Economic effects: Local businesses along the route reported strong foot traffic and impulse sales (flowers, food, souvenirs), benefiting small retailers and hospitality outlets on a typically slow weekday. However, the short-term revenue bump must be weighed against staff disruptions, temporary closures and cleanup costs borne by public works departments.
Public-safety and logistics: The absence of reported major incidents and no parade-related bookings indicates planning and interagency coordination were effective. Still, treating 28 people and transporting two to hospitals underscores the predictable medical needs at mass gatherings; future events should maintain medical staging and crowd-movement contingencies.
Environmental and operational costs: Confetti (blue, green, white), broken barricades, discarded cans and tape create cleanup burdens on Parks and Public Works; officials will need to account for labor and disposal costs. Repeated large events may push city planners to consider stricter waste-reduction measures and more resilient street-fleet resources for cleanup.
Comparison & Data
| Item | 2014 Parade (reported) | 2026 Parade (reported) |
|---|---|---|
| Official/team attendance claim | 700,000–1,000,000 (widely cited) | 750,000–1,000,000 (team/coverage) |
| Independent crowd estimate (journalistic analysts) | ~250,000–450,000 (expert estimates) | Not yet independently verified; likely lower than 750k–1M |
| Medical treatments reported | — | 28 treated; 2 hospitalized |
Context: Parade attendance figures are inherently difficult to verify because they mix people at fixed venues (ticketed stadium seats) with loosely counted street crowds. Journalistic crowd-estimation methods (density x area) frequently produce lower totals than promotional claims; the 2014 example remains a cautionary comparison for interpreting 2026 numbers.
Reactions & Quotes
The mood among fans and officials was celebratory, with many short remarks capturing the afternoon’s tone.
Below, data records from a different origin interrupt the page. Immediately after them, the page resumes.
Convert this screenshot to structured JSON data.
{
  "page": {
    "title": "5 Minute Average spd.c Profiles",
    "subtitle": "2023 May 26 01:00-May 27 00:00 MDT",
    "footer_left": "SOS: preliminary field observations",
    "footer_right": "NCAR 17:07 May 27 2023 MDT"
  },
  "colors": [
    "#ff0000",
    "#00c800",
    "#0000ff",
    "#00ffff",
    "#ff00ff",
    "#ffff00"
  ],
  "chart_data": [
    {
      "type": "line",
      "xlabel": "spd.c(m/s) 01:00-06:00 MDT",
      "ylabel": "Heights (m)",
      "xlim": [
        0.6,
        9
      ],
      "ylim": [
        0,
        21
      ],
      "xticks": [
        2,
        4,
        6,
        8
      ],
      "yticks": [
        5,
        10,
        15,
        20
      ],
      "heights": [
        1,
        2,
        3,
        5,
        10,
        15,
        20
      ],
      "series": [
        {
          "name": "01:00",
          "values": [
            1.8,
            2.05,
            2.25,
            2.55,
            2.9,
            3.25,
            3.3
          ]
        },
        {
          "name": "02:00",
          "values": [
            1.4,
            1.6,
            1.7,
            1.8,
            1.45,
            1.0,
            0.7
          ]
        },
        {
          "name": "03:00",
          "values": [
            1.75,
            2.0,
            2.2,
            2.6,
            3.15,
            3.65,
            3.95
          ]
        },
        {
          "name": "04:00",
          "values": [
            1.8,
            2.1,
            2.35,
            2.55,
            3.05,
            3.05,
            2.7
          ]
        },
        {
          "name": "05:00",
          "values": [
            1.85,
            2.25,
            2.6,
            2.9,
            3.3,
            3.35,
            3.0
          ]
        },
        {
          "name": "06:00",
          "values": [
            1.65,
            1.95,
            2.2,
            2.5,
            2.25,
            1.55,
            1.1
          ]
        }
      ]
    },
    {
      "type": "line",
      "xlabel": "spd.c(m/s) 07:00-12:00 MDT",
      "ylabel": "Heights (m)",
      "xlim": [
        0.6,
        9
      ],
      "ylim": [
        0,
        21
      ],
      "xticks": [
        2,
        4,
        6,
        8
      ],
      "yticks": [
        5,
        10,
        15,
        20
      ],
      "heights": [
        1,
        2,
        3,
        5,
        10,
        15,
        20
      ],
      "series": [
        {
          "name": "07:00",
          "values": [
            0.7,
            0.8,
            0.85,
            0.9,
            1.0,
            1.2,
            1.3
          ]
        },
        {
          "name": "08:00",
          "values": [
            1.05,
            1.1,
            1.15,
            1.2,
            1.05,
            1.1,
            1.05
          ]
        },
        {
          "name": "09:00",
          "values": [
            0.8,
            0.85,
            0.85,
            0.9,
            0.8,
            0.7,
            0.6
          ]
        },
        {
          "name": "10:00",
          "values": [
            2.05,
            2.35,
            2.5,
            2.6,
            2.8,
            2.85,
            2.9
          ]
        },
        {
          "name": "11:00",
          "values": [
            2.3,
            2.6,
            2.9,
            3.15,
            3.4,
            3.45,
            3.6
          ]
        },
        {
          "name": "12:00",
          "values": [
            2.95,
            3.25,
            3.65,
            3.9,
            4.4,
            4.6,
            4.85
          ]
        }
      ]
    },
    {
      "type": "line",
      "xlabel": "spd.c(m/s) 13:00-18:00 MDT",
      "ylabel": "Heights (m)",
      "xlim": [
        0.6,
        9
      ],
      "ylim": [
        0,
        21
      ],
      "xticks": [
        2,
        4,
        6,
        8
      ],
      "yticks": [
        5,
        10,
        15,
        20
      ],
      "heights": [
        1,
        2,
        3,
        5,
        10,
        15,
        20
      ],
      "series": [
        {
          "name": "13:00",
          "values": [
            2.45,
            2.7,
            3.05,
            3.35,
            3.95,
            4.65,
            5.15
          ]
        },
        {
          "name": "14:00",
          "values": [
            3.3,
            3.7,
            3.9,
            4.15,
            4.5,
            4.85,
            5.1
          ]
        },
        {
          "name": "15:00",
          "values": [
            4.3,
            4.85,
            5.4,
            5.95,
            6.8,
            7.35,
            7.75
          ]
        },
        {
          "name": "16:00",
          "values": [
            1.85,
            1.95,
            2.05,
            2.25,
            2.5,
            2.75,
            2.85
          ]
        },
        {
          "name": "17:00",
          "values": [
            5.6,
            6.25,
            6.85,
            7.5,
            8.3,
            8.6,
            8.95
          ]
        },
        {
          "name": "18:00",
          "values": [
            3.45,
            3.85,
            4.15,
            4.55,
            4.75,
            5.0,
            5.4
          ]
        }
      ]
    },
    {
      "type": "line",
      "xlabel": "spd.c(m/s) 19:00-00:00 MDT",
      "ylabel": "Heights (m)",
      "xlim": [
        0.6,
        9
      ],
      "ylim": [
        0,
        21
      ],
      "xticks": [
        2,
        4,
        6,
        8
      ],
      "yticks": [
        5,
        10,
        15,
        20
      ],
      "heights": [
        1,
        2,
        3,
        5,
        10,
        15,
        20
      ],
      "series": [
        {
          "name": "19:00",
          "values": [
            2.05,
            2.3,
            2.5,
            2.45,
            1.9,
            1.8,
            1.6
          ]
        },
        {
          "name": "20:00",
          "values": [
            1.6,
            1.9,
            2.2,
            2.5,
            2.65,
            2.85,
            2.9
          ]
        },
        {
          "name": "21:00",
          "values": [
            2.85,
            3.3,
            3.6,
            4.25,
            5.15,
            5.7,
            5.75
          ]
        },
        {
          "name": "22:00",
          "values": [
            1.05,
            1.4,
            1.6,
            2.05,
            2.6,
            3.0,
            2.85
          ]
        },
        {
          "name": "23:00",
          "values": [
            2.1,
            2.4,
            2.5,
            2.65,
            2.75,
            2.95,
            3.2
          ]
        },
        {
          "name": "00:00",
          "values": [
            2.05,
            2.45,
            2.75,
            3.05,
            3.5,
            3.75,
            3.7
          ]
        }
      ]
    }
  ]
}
“I want the entire city to see this trophy.”
Julian Love, Seahawks safety (to KING 5)
Context: Love carried the Lombardi Trophy across his vehicle so fans on both sides of the route could see, a moment that repeatedly drew loud cheers.
“It’s just been pretty happy.”
Jennifer Sullivan, Seattle Police spokesperson
Context: Sullivan summarized the department’s assessment that the parade passed without significant incident or arrests tied to the event.
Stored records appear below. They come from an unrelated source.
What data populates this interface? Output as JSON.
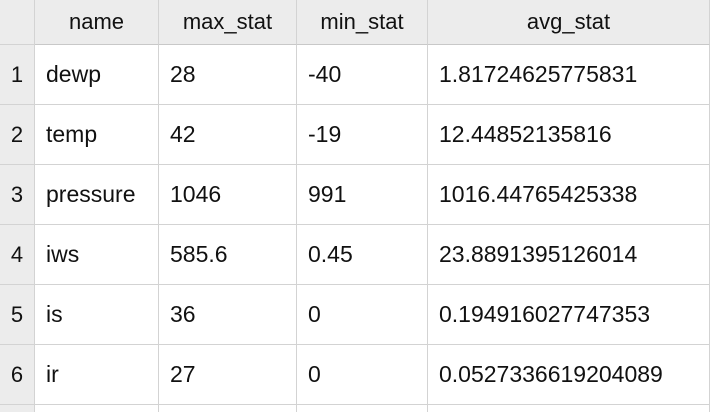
{
  "table": {
    "columns": [
      "name",
      "max_stat",
      "min_stat",
      "avg_stat"
    ],
    "rows": [
      {
        "num": "1",
        "cells": [
          "dewp",
          "28",
          "-40",
          "1.81724625775831"
        ]
      },
      {
        "num": "2",
        "cells": [
          "temp",
          "42",
          "-19",
          "12.44852135816"
        ]
      },
      {
        "num": "3",
        "cells": [
          "pressure",
          "1046",
          "991",
          "1016.44765425338"
        ]
      },
      {
        "num": "4",
        "cells": [
          "iws",
          "585.6",
          "0.45",
          "23.8891395126014"
        ]
      },
      {
        "num": "5",
        "cells": [
          "is",
          "36",
          "0",
          "0.194916027747353"
        ]
      },
      {
        "num": "6",
        "cells": [
          "ir",
          "27",
          "0",
          "0.0527336619204089"
        ]
      }
    ]
  }
}
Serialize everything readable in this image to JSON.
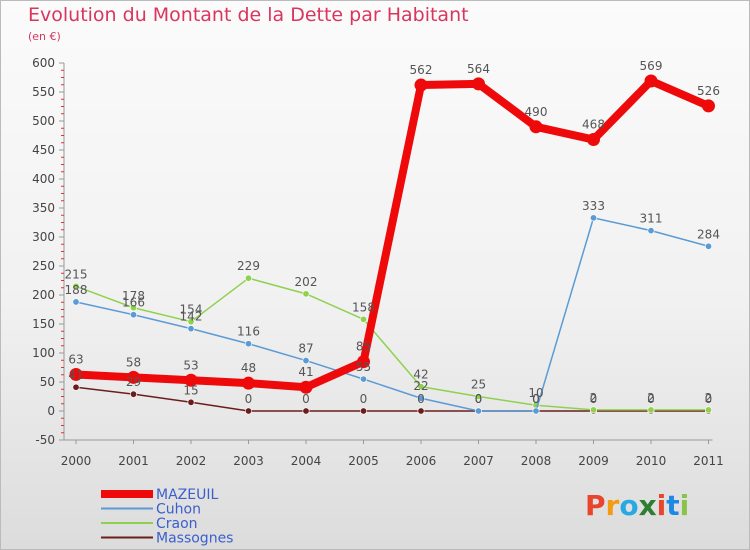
{
  "title": "Evolution du Montant de la Dette par Habitant",
  "subtitle": "(en €)",
  "logo": {
    "text": "Proxiti",
    "colors": [
      "#e8452c",
      "#f39c12",
      "#27a9e1",
      "#2e7d32",
      "#e8452c",
      "#1e88e5",
      "#8bc34a"
    ]
  },
  "chart_data": {
    "type": "line",
    "title": "Evolution du Montant de la Dette par Habitant",
    "subtitle": "(en €)",
    "x": [
      "2000",
      "2001",
      "2002",
      "2003",
      "2004",
      "2005",
      "2006",
      "2007",
      "2008",
      "2009",
      "2010",
      "2011"
    ],
    "ylim": [
      -50,
      600
    ],
    "yticks": [
      -50,
      0,
      50,
      100,
      150,
      200,
      250,
      300,
      350,
      400,
      450,
      500,
      550,
      600
    ],
    "grid": false,
    "legend_position": "bottom-left",
    "series": [
      {
        "name": "Massognes",
        "color": "#6b1d1d",
        "values": [
          41,
          29,
          15,
          0,
          0,
          0,
          0,
          0,
          0,
          0,
          0,
          0
        ],
        "labels": [
          "41",
          "29",
          "15",
          "0",
          "0",
          "0",
          "0",
          "0",
          "0",
          "0",
          "0",
          "0"
        ]
      },
      {
        "name": "Craon",
        "color": "#8fd14f",
        "values": [
          215,
          178,
          154,
          229,
          202,
          158,
          42,
          25,
          10,
          2,
          2,
          2
        ],
        "labels": [
          "215",
          "178",
          "154",
          "229",
          "202",
          "158",
          "42",
          "25",
          "10",
          "2",
          "2",
          "2"
        ]
      },
      {
        "name": "Cuhon",
        "color": "#5b9bd5",
        "values": [
          188,
          166,
          142,
          116,
          87,
          55,
          22,
          0,
          0,
          333,
          311,
          284
        ],
        "labels": [
          "188",
          "166",
          "142",
          "116",
          "87",
          "55",
          "22",
          "0",
          "0",
          "333",
          "311",
          "284"
        ]
      },
      {
        "name": "MAZEUIL",
        "color": "#ee0a0a",
        "values": [
          63,
          58,
          53,
          48,
          41,
          85,
          562,
          564,
          490,
          468,
          569,
          526
        ],
        "labels": [
          "63",
          "58",
          "53",
          "48",
          "41",
          "85",
          "562",
          "564",
          "490",
          "468",
          "569",
          "526"
        ]
      }
    ]
  }
}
“They’ll be cleaning this up for years.”
Parade attendee (on Fourth Avenue)
Context: The remark, made with a laugh as confetti drifted through downtown, underlined both the exuberance and the tangible cleanup the celebration left behind.
Unconfirmed
- The exact total attendance figure for the parade remains unverified; the 750,000–1,000,000 range is a team/media-circulated number and should be treated as preliminary.
- Reports of rooftop crowd sizes and people on private property were observed but not systematically counted or cleared by authorities.
Bottom Line
The Seahawks’ Feb. 11, 2026, victory parade was a high-energy civic celebration anchored by a trophy ceremony at Lumen Field and a downtown procession that involved military vehicles, buses and hundreds of thousands of fans. Event planning and interagency coordination produced a largely safe day: police reported no major incidents and the fire department handled a modest number of medical calls.
Longer-term implications center on reconciling the parade’s social and economic benefits with the logistical costs—cleanup, street restoration and public-safety staffing. For the team and its supporters, the parade crystallized the Super Bowl LX triumph; for city managers, it reinforced the value of detailed planning, transparent crowd accounting and post-event operational follow-through.